As family and friends it’s important to try to lead this patient to job, their dog, grandchildren-something to distract from the darkness they are living in. Stay close, try to get the patient out into socializing and out of the house. You need to recognize their frustrations, Don’t just say ” Don’t do that, You have so much to live for”. You must acknowledge their feelings and thoughts, make them your safe place to come to talk to about their feelings, that’s how you will know what’s really going on. Building trust with out judgement. Take the conversation of suicide seriously, encourage engagement, patients like myself feel like our lives have been taken away from us, we no longer serve a purpose but now are a burden, Help them get involved in organizations, support groups, non profits so they can feel good about them selves. Keep guns out of the house period. If a firearm is used the death rate is 85%, Pills, and cutting themselves are less likely to work.

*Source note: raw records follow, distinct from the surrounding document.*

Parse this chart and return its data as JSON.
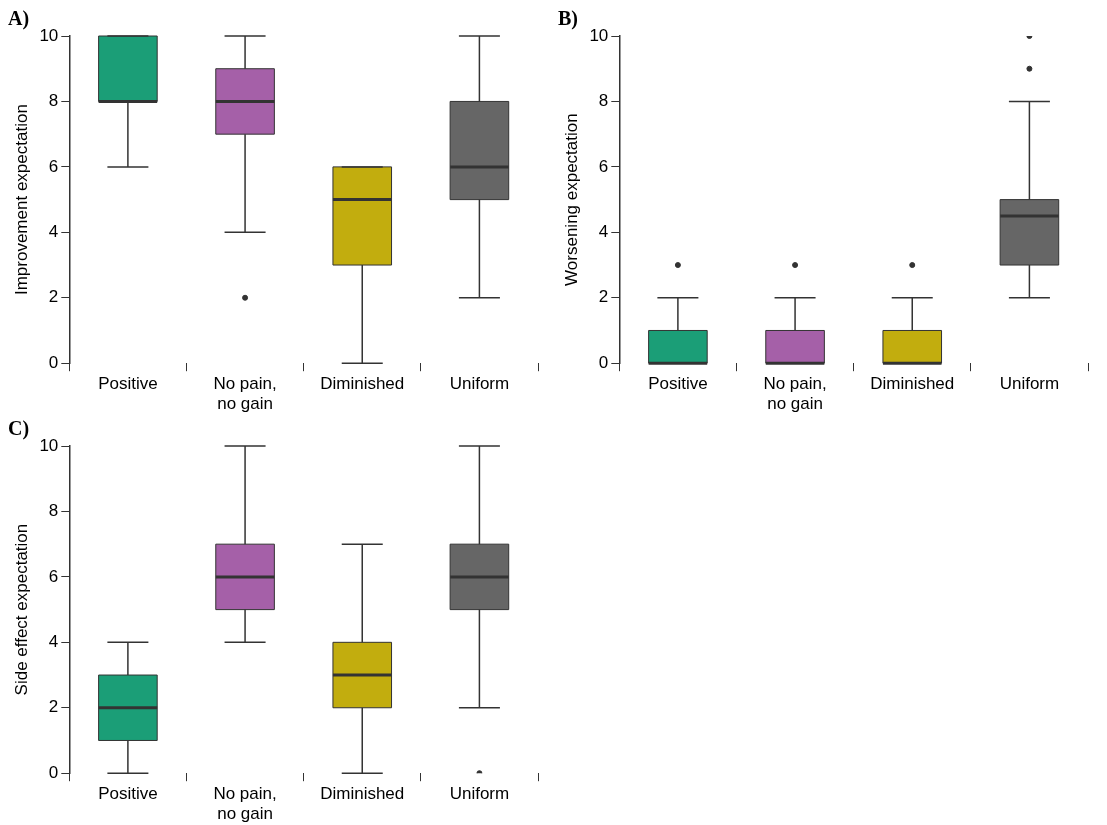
{
  "chart_data": [
    {
      "type": "box",
      "title": "A)",
      "ylabel": "Improvement expectation",
      "categories": [
        "Positive",
        "No pain,\nno gain",
        "Diminished",
        "Uniform"
      ],
      "colors": [
        "#1b9e77",
        "#a560a8",
        "#c2ad0e",
        "#666666"
      ],
      "ylim": [
        0,
        10
      ],
      "yticks": [
        0,
        2,
        4,
        6,
        8,
        10
      ],
      "grid": false,
      "boxes": [
        {
          "low": 6,
          "q1": 8,
          "median": 8,
          "q3": 10,
          "high": 10
        },
        {
          "low": 4,
          "q1": 7,
          "median": 8,
          "q3": 9,
          "high": 10,
          "outliers": [
            2
          ]
        },
        {
          "low": 0,
          "q1": 3,
          "median": 5,
          "q3": 6,
          "high": 6
        },
        {
          "low": 2,
          "q1": 5,
          "median": 6,
          "q3": 8,
          "high": 10
        }
      ]
    },
    {
      "type": "box",
      "title": "B)",
      "ylabel": "Worsening expectation",
      "categories": [
        "Positive",
        "No pain,\nno gain",
        "Diminished",
        "Uniform"
      ],
      "colors": [
        "#1b9e77",
        "#a560a8",
        "#c2ad0e",
        "#666666"
      ],
      "ylim": [
        0,
        10
      ],
      "yticks": [
        0,
        2,
        4,
        6,
        8,
        10
      ],
      "grid": false,
      "boxes": [
        {
          "low": 0,
          "q1": 0,
          "median": 0,
          "q3": 1,
          "high": 2,
          "outliers": [
            3
          ]
        },
        {
          "low": 0,
          "q1": 0,
          "median": 0,
          "q3": 1,
          "high": 2,
          "outliers": [
            3
          ]
        },
        {
          "low": 0,
          "q1": 0,
          "median": 0,
          "q3": 1,
          "high": 2,
          "outliers": [
            3
          ]
        },
        {
          "low": 2,
          "q1": 3,
          "median": 4.5,
          "q3": 5,
          "high": 8,
          "outliers": [
            9,
            10
          ]
        }
      ]
    },
    {
      "type": "box",
      "title": "C)",
      "ylabel": "Side effect expectation",
      "categories": [
        "Positive",
        "No pain,\nno gain",
        "Diminished",
        "Uniform"
      ],
      "colors": [
        "#1b9e77",
        "#a560a8",
        "#c2ad0e",
        "#666666"
      ],
      "ylim": [
        0,
        10
      ],
      "yticks": [
        0,
        2,
        4,
        6,
        8,
        10
      ],
      "grid": false,
      "boxes": [
        {
          "low": 0,
          "q1": 1,
          "median": 2,
          "q3": 3,
          "high": 4
        },
        {
          "low": 4,
          "q1": 5,
          "median": 6,
          "q3": 7,
          "high": 10
        },
        {
          "low": 0,
          "q1": 2,
          "median": 3,
          "q3": 4,
          "high": 7
        },
        {
          "low": 2,
          "q1": 5,
          "median": 6,
          "q3": 7,
          "high": 10,
          "outliers": [
            0
          ]
        }
      ]
    }
  ]
}
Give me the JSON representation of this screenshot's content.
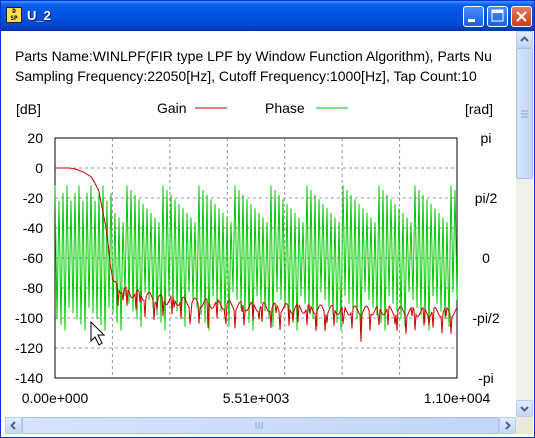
{
  "window": {
    "title": "U_2"
  },
  "info": {
    "line1": "Parts Name:WINLPF(FIR type LPF by Window Function Algorithm), Parts Nu",
    "line2": "Sampling Frequency:22050[Hz], Cutoff Frequency:1000[Hz], Tap Count:10"
  },
  "colors": {
    "gain": "#cc0000",
    "phase": "#00cc00",
    "grid": "#999999",
    "titlebar": "#0054e3"
  },
  "icons": {
    "app": "dsp-icon",
    "minimize": "minimize-icon",
    "maximize": "maximize-icon",
    "close": "close-icon",
    "cursor": "mouse-pointer-icon"
  },
  "chart_data": {
    "type": "line",
    "ylabel": "[dB]",
    "y2label": "[rad]",
    "legend_placement": "top-center",
    "grid": true,
    "xlim": [
      0,
      11025
    ],
    "ylim": [
      -140,
      20
    ],
    "y2lim": [
      -3.1416,
      3.1416
    ],
    "y_ticks": [
      "20",
      "0",
      "-20",
      "-40",
      "-60",
      "-80",
      "-100",
      "-120",
      "-140"
    ],
    "y2_ticks": [
      "pi",
      "pi/2",
      "0",
      "-pi/2",
      "-pi"
    ],
    "x_ticks": [
      "0.00e+000",
      "5.51e+003",
      "1.10e+004"
    ],
    "series": [
      {
        "name": "Gain",
        "axis": "left",
        "x": [
          0,
          200,
          400,
          600,
          800,
          1000,
          1200,
          1400,
          1600,
          2000,
          3000,
          4000,
          5000,
          6000,
          7000,
          8000,
          9000,
          10000,
          11025
        ],
        "y": [
          0,
          0,
          0,
          -1,
          -3,
          -6,
          -15,
          -40,
          -78,
          -83,
          -88,
          -90,
          -92,
          -93,
          -94,
          -95,
          -95,
          -96,
          -96
        ]
      },
      {
        "name": "Phase",
        "axis": "right",
        "x": [
          0,
          11025
        ],
        "y_range": [
          -1.9,
          1.9
        ]
      }
    ]
  }
}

Talk to the patient if guns are to be removed explaining it’s because they love you. Not as a punishment and if you feel the patient is in imminent danger, call 911.
Suicide has a stigma, that needs to be addressed, knowledge spread and shared. Below you find information on Suicide.
suicidology.org 202-237-2280 This is the American Association that can help families that are dealing with a family member that committed suicide or someone who has survived suicide. there support programs are the following: suicidology.org/suicide-survivors/sos-directory.
American foundation for suicide prevention: afsp.org 1800-273-talk. 24 hour hotline with trained personal as well as books, forums, you can also get names of support groups in your area.
Suicide Awareness voices of education (SAVE) save.org,9529467998, they have booklets and other resources for survivors of suicide loss and a searchable data base for support groups.